At Fwix, we use a places database, unsurprisingly, for our geotagging technology. As mentioned in a previous blog post, we partnered with Factual as our baseline places database provider. Factual continues to be a great partner company, and their places data is open and free to use through our API.
One might think, however, that because we have partnered with another company to provide our baseline places data, our work is complete in building and maintaining a places database. Is that the case? Certainly not. We have a devoted, full-time team working on maintaining a high-quality and constantly evolving places database. And this blog post will discuss the key challenges in doing so because several developers and companies have reached out to us seeking insight on this topic. It’s a lengthy explanation, but I hope it provides insight on the challenges our great engineers have been working on.
1. Data Quality
While we only distribute our Factual places data through our public API, we actually consolidate from many (10+) data sources in forming our internal, canonical places database. A canonical place simply means reconstructing an authoritative place listing from the 10+ sources. For example, each source has data for the restaurant Chez Panisse in Berkeley, CA. In forming the canonical place listing, we might grab the phone number from one source and the street address for Chez Panisse from another source. (Note: we only distribute the Factual places data through our API. We do not distribute the data we collect from the other sources.)
Consolidating from multiple sources improves our breadth, depth, and quality of data, but building a canonical place has its challenges. How do you determine data quality? How do you know which data source is better than the other? One source might consistently have an accurate phone number for a business listing but lacks a street address.
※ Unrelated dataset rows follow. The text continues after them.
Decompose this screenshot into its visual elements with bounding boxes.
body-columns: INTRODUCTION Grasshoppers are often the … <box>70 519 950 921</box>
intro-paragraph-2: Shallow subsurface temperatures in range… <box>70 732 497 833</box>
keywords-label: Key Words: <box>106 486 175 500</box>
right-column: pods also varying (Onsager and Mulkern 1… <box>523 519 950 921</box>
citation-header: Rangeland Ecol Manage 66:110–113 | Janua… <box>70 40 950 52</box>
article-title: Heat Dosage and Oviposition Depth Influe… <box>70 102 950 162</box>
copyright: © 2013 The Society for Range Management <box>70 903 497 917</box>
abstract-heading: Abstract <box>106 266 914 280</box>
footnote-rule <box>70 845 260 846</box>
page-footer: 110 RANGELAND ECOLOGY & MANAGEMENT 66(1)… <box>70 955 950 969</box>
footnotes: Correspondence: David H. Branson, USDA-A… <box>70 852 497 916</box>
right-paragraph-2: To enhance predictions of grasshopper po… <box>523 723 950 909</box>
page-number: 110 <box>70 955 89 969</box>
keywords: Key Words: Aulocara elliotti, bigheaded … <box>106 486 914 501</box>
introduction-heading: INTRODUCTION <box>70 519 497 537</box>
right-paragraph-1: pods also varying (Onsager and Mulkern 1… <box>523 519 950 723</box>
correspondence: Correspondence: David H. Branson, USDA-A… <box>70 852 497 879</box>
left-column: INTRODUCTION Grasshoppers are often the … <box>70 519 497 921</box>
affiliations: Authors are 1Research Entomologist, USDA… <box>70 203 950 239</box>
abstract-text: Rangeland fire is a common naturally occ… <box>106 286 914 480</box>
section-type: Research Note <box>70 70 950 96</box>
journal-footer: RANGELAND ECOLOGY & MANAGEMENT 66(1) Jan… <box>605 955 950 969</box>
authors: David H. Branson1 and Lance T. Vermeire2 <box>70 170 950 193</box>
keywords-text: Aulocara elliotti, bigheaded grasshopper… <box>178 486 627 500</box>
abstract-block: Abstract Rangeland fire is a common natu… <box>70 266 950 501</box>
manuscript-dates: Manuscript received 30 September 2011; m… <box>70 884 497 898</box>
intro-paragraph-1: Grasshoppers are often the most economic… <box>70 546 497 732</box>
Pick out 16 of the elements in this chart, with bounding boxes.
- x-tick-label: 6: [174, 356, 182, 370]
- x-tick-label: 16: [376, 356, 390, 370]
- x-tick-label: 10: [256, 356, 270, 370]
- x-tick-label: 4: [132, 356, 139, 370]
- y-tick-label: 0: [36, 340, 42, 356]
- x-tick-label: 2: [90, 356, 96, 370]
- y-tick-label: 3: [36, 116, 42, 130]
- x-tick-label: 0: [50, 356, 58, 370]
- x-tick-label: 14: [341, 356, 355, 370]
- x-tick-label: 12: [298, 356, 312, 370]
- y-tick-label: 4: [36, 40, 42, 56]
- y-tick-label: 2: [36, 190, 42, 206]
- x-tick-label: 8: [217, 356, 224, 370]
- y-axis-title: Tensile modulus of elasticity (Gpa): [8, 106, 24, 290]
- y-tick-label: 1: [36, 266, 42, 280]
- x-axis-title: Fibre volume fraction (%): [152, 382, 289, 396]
One might infer that a source is poor in quality if a source is missing a big percentage of attributes (e.g. phone number, address). As a result, determining source quality is difficult, and building a canonical place becomes a dynamic value that is a mathematical function of the quality of sources.
In another instance below, two maps are shown of two different neighborhoods within San Francisco: SOMA and South Beach. While these are 2 distinct neighborhoods within San Francisco, some sources state that SOMA includes South Beach and some sources show them as 2 separate neighborhoods.
2. Data Constantly Changing
Places data change all the time, and stale data must be updated. New businesses spring up, businesses shut down, businesses change their phone number, businesses move to a new location, businesses add a storefront URL, and the list goes on. But it’s not just businesses either. Zip codes continually change, neighborhood boundaries change, and more. The data is never static and must be continually refreshed to maintain data quality. On average, we are modifying and updating 2 million existing place entries per month.
3. Scale
Processing data for millions, and millions, of entries in a reasonable time is not a simple task. We have over 30 million place entries in our database, and this number is growing. No matter how much hardware you throw at this problem, it still requires a complex infrastructure for distributed processing. We use proprietary software tools for distributed processing to optimize performance. The chart below gives a sense of this constant fluctuation:
- Over 30,000,000 places in our database.
- Adding on average 300,000 places entries per month.
- Removing on average 200,000 place entries per month.
4. Removing Duplicates
Programatically identifying duplicate place records referring to the same place is critical in maintaining a clean dataset. Does the name of this place already exist in our database? If there are multiple occurrences, are they actual duplicates, or perhaps part of a chain (e.g. Starbucks Coffee)?
For example, there are multiple “Osha Thai” restaurants here in San Francisco. One source may refer to this place as “Osha Thai Restaurant”, while another one simply refers to it as “Osha Thai”. Are they referring to the same place? Another example is the address: one source may state the street address to be “149 2nd Street” while another source may reference the street as “149 Second Street”. Obviously, there are many similar examples.
Resolving these duplicates, a.ka. “de-duping”, requires fuzzy string matching, confining geospatial searches to a geographic region, and calculating a score based on a function of parameters to measure and determine the most accurate match.
5. Lack of Data, Going Global
It’s difficult to find data for every corner within the US, let alone worldwide. Census.gov is a good source for US data, but even within the US, there are hundreds of rural towns that lack this basic information. This problem multiplies dramatically in dealing with a global places data.
6. Data Inferences
Another challenge arises from the lack of data in some geographic areas. Our technology will algorithmically make data inferences on what it thinks the value should be.
An example will help illustrate. The map below displays the neighborhoods of Daly City (outlined in blue), which is a city just south of San Francisco. Suppose there is a business located by the dot below and we had the street address but not the neighborhood information. In that case, we would have to infer the neighborhood. It is not an easy inference to do given the complex and coiled shape of Daly City. Inferring the value then turns into a series of geospatial mapping calculations relating to the centroid of neighborhoods in close proximity to the business.